Kod adı ile Starlight, gerçek adı ile Byun Baekhyun; 6 yaşındayken yetimhaneden alınıp bu iş için özel olarak yetiştirilmiş bir ANSP ajanı. Şu anki gerçek yaşım 26, teşkilatın en genç ajanlarından biriyim. Aynı zamanda en başarılı.
Yıllarca bu iş için hırslandırılarak büyüdüm. Her şeyimi buna adayarak gece gündüz çalıştım. Bendeki potansiyel de fark edilmiş olacak ki her zaman öğretmenlerimin desteği benim üzerimdeydi. Akademinin yıldızıydım. Bu hala daha oldukça gurur verici.
Başarı ardından haset ve fitne de getirir. Ben dişimle tırnağımla kazıyarak geldiğim o noktada, akademinin ortasında parıl parıl parıldarken beni kıskanıp yıldız olmaya çalışan başkaları da vardı tabii, sayıca da oldukça fazlaydılar. Ama bana sorarsanız, hiçbiri asıl yıldızın yerini tutamadı.
Bir kişi hariç.
Onun benim yerimi tuttuğunu asla iddia etmiyorum. Tutamadı da zaten. Ama oldukça yaklaşmıştı. Bir dönem onun yüzünden oldukça paniklemedim değil. Ya benim tahtımı benden çalarsa ve hocaların asıl gözdesi olamazsam diye geceleri yatağımda bana kara kara ne yapacağımı düşündürttüren o kişi:
Park Chanyeol.
Kendisi, okul ikinciliğini elde edip aynı gün karşımda dikilirken "Sıkı tutun Baekhyun, tahtın sallanıyor gibi." diyerek suratıma küstahça güldüğü günden beri rakibim. Hatırladıkça bile o an hissettiğim hırs ve öfkeyi tekrar içimde hissedebiliyordum. O his ciğerlerimi gıdıklayıp beni rahatsız etmeden bedenimi terk etmiyordu.
Ama yine aynı şekilde hatırladıkça içimi zafer duygusuyla dolduran şey okulu birincilikle bitiren kişinin ben oluşum olmasıydı. Chanyeol ise ikincilikle bitirmişti. Bu yine de içimi soğutmuyordu çünkü ne yazık ki bir aylığına, küçük bir süreliğine birinciliğimi Chanyeol'e devretmiştim.
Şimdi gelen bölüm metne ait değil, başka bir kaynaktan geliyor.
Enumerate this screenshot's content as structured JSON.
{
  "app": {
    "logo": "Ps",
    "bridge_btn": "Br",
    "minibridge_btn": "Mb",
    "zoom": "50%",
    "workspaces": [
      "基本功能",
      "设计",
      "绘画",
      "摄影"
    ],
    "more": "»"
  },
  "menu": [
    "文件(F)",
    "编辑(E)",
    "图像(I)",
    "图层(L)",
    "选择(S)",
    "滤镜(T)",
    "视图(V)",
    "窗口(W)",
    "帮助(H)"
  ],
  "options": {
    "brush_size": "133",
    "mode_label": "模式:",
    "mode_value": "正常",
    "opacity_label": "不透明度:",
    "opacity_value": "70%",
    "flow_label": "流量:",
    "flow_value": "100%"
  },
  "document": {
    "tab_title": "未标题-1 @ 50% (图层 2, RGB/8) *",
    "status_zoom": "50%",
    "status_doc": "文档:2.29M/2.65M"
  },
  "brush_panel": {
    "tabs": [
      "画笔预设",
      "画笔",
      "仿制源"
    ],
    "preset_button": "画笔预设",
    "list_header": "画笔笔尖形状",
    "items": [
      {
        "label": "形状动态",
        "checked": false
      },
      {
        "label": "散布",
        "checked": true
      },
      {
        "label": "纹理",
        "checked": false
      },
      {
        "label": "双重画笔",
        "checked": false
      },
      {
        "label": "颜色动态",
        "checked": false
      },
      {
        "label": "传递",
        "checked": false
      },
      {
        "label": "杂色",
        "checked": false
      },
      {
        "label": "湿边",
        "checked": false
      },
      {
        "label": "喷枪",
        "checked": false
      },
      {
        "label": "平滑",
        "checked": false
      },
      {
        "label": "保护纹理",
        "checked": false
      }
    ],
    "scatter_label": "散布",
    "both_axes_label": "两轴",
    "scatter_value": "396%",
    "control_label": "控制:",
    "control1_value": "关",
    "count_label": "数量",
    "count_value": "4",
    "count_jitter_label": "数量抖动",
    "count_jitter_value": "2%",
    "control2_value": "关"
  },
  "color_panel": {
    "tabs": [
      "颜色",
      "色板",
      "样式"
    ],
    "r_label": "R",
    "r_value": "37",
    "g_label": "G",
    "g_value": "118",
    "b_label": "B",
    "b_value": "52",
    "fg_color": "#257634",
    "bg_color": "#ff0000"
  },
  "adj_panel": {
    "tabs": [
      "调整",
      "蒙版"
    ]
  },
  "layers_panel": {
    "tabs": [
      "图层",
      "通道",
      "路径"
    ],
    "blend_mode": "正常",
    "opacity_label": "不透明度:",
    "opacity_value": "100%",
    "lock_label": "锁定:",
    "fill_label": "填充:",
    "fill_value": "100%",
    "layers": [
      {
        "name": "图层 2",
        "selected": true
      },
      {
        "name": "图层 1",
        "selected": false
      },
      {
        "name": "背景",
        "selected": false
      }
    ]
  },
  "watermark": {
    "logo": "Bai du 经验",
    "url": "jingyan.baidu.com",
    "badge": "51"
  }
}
Çok hatırlamadığım o yetimhanede geçirdiğim süreden bile kötü, kendime dünyada cehennemi yaşattığım bir aydı. Yolda bana rastlayanlar o bir aylık dönemde selam vermek şöyle dursun, yüzümün karartısından korkup mesafelerini daha da açıyorlardı. Neyse ki o bir aydan sonra Chanyeol'den tahtımı geri aldım ve okulun bitmesine kalan bir yıllık süre içerisinde de asla bırakmadım. Yine de bir ay bile olsa devretmek zorunda kalmak hala düşününce içime oturan bir mevzuydu.
ŞİMDİ OKUDUĞUN
spy × {chanbaek}
FanfictionBen Byun Baekhyun. Bilinen kod ismimle Starlight. ANSP için çalışan bir ajanım ve alanımın en iyisiyim. Her zaman olduğu gibi bir gün yine çok önemli bir görev için seçildim, ama seçilen tek kişi değildim. Beraber çalışmamız için bir kişi daha seçil...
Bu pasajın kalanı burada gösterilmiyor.